Oct 30, 2018

[Books] Anthony Bourdain's Hungry Ghosts Review

As diverse as the life of Anthony Bourdain has given his career has involved  being a chef, a writer, and a host of many travel shows, it still surprised me that his efforts had extended into the world of fiction in different ways. We best know him for his essays and other expository writing but he has also tried his hand at writing mystery novels and in this case graphic novels.

Anthony Bourdain's Hungry Ghosts is actually his last creative effort in the comic book world and one that was released as a compiled work after his death. It's a rather macabre series that centers around horror stories that typically have something to do with food or eating and things of that nature.

It says a lot that Bourdain's graphic novel ventures all seem to focus on Japanese culture to one degree or another, even if taken to a fictionalized level at times. And one can't help but wonder if that's supposed to be some sort of a statement about what he's passionate about or how he measures such cultures versus others. Or maybe I'm just overthinking things.

Synopsis: Anthony Bourdain's Hungry Ghosts is a mini-series written by Anthony Bourdain together with Joel Rose. The book also includes recipes and background information on some of the Japanese folklore referenced in the stories.

A Russian oligarch issues a challenge to the host of international chefs to play the Edo-era samurai game of 100 candles. Each chef gets to tell a story meant to scare everyone and then should look into a mirror to prove they have not been possessed by some malignant spirit before blowing a candle out. As the lore goes, such a game tends to have dire consequences and it is rare to get to the end of the 100 candles before a spirit visits the group - with fatal results.

And thus in a series of stories now collected like an anthology, we explore different horrific tales related to food, as these are the stories of chefs after all. Some are seemingly contemporary tales while others dig much deeper into the past for context. Some stories may seem familiar while others are a new spin on classic concepts. Will they survive the night?

What I Liked: Japanese folklore and fairy tales are actually filled with many strange and often horrific creatures. This anthology found a way to celebrate a lot of those myths and monsters in a delightfully visual manner as aided by many different artists with interesting experience in drawing for different horror comics. Art styles vary in many ways with some trying to emulate some of the older Japanese depictions we've seen in other media with others just being vivid and creative and modern.

And the stories themselves are a lot of fun and they bring to mind things like Tales from the Cryptkeeper and other older celebrations of the horror genre that have lingered in social memory over the years.
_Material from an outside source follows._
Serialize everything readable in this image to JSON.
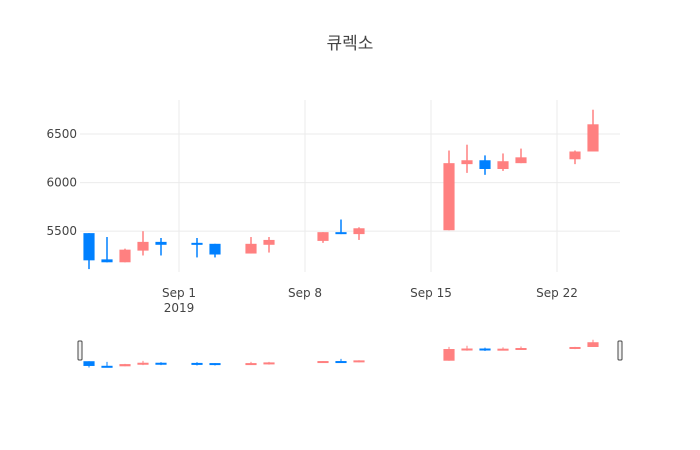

This was clearly an homage for those sorts of comic books and a rather good one given the mix of stories brought together for this series.

What Could Have Been Better: As was the quirk of those older horror comics, not all stories are totally scary outright and that may or may not disappoint you. More often than not they just introduce a bit of a twist that is clever or even comical but still appropriate for the genre. Not all stories are going to be equal in the eyes of every reader, as is often the case for anthologies.

The diversity of art styles also means some weird stories in terms of visual treatment that didn't quite strike me as being all that great or sometimes they come across as a little too cartoony, thus further breaking the mood of things. And I guess the other bit that nags at me is how some of the stories are classic folklore stories brought in beat for beat and not necessarily a totally new story or at least an adaptation of a classic story in a new form. And that was a little disappointing, but I suppose it banks on readers being unfamiliar to these classic tales and thus needing to be introduced to them in this new media.

TL;DR: Anthony Bourdain's Hungry Ghosts is an interesting last creative work for an intriguing and passionate man that clearly married his love for scary stories and his love for food. It's not the greatest comic in the world but it is a clever one and totally worth reading for the Halloween season. And thus the comic gets a good 4 monstrous creatures of Japan's history brought to life out of a possible 5.